アプリケーション制御では「すべてのリムーバブルディスクを読み取り専用にする」や「クライアントファイルとレジストリのキーを保護する」といった初期設定があるので、これらを有効にする。「追加」ボタンを押すと、新規のルールセットが追加できる。アプリケーションの実行を禁止するのであれば、「照合するプロセス」にプログラムのパスやフィンガープリントを選択する。
ハードウェアの制御であれば、利用を禁止(許可)するデバイスを選択すればよい。最新版では、デバイスIDを用いて同じUSBメモリでも利用が許可される物と禁止される物をそれぞれ指定することができるという。
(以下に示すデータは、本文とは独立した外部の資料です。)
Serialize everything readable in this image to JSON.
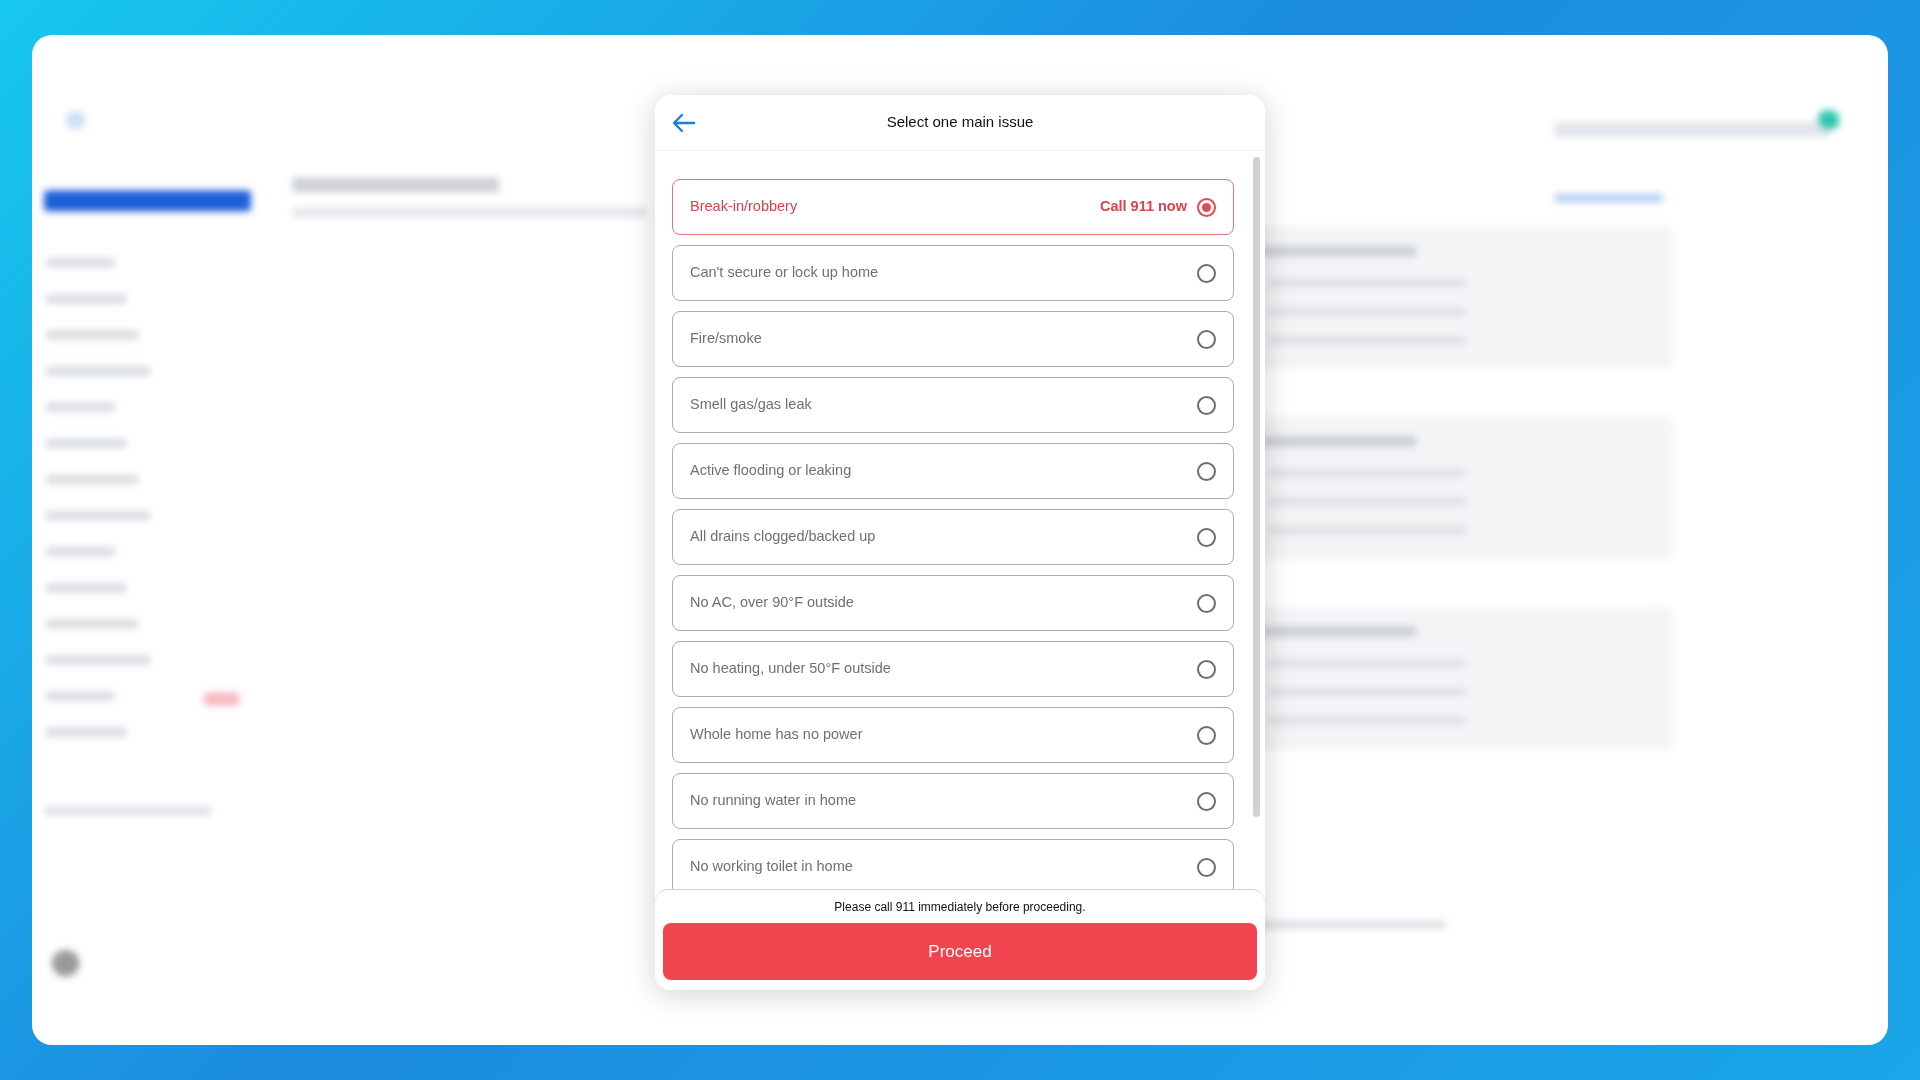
{
  "dialog": {
    "title": "Select one main issue",
    "options": [
      {
        "label": "Break-in/robbery",
        "badge": "Call 911 now",
        "selected": true
      },
      {
        "label": "Can't secure or lock up home",
        "selected": false
      },
      {
        "label": "Fire/smoke",
        "selected": false
      },
      {
        "label": "Smell gas/gas leak",
        "selected": false
      },
      {
        "label": "Active flooding or leaking",
        "selected": false
      },
      {
        "label": "All drains clogged/backed up",
        "selected": false
      },
      {
        "label": "No AC, over 90°F outside",
        "selected": false
      },
      {
        "label": "No heating, under 50°F outside",
        "selected": false
      },
      {
        "label": "Whole home has no power",
        "selected": false
      },
      {
        "label": "No running water in home",
        "selected": false
      },
      {
        "label": "No working toilet in home",
        "selected": false
      }
    ],
    "notice": "Please call 911 immediately before proceeding.",
    "button": "Proceed"
  }
}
セキュリティポリシーを調べる ネットワークアクセスコントロール
SEPのエージェントには、ネットワークに接続する際にあらかじめ規定されたセキュリティポリシーに適合するかをチェックする「ネットワークアクセスコントロール(NAC)」の機能が含まれている。これは俗に検疫ネットワークと呼ばれる機能で、ネットワークに接続してくるPCのセキュリティ状態をチェックし、要件を満たさないPCの接続を拒否することができる。
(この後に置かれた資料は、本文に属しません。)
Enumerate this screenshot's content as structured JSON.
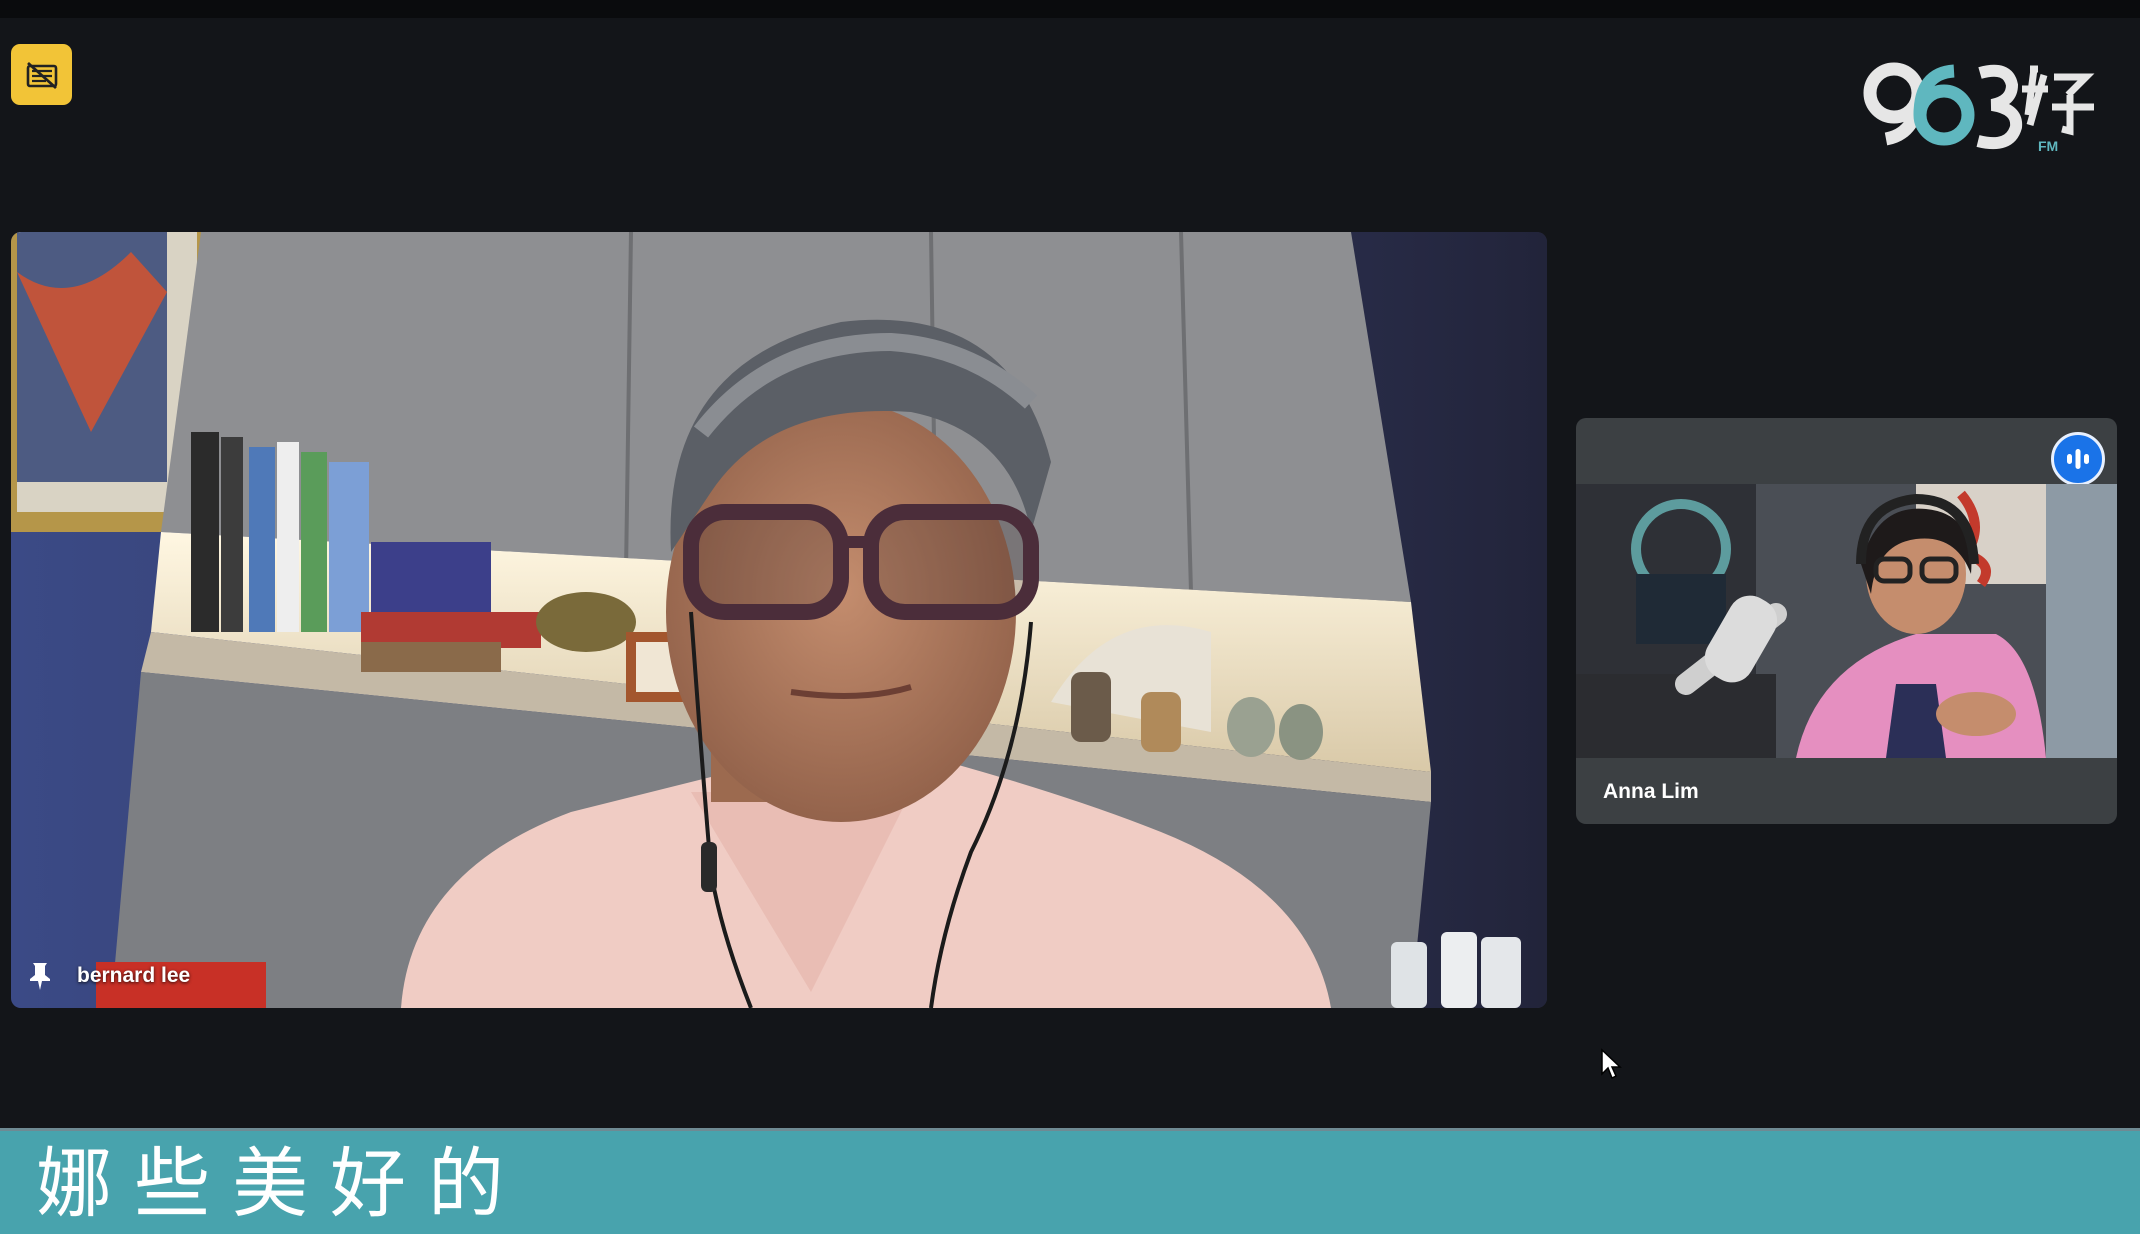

ただし、シマンテックのNAC(SNAC)は他のSEPの機能と異なり、別途ライセンスを購入することで利用可能になる。NACの環境を構築するには、IEEE802.1x方式やDHCP方式などの、別途エンフォーサと呼ばれるアプライアンスが必要となる方式と、アプライアンスは使用せず、SEPの環境だけですぐに使用することのできる、セルフエンフォースメント方式がある。
セキュリティポリシーのチェックは「ホストインテグリティチェック」と呼ばれており、ネットワークへのログイン時以降も定期的に行なわれる。ホストインテグリティチェックの項目はウイルス対策ソフトやクライアントファイアウォール起動の有無、定義ファイルやOSのパッチ・サービスパックの更新状況、特定のファイルの有無、レジストリ値など多岐に渡っており、条件を満たさない場合は、ファイアウォールの「隔離ポリシー」を自動的に適応し、パッチや定義ファイルのアップデート以外の通信は遮断してしまう。クライアントとサーバの連携によって、まさに実現可能な機能といえよう。
デフォルトでは2分ごとにチェックするが、チェック自体はSEP(もしくはSNAC)のエージェントが行なうため、ネットワークに負荷をかけないでチェックできる。SEPの機能を活かして、さまざまな使い方が実現できる。これについては次回以降で見てみよう。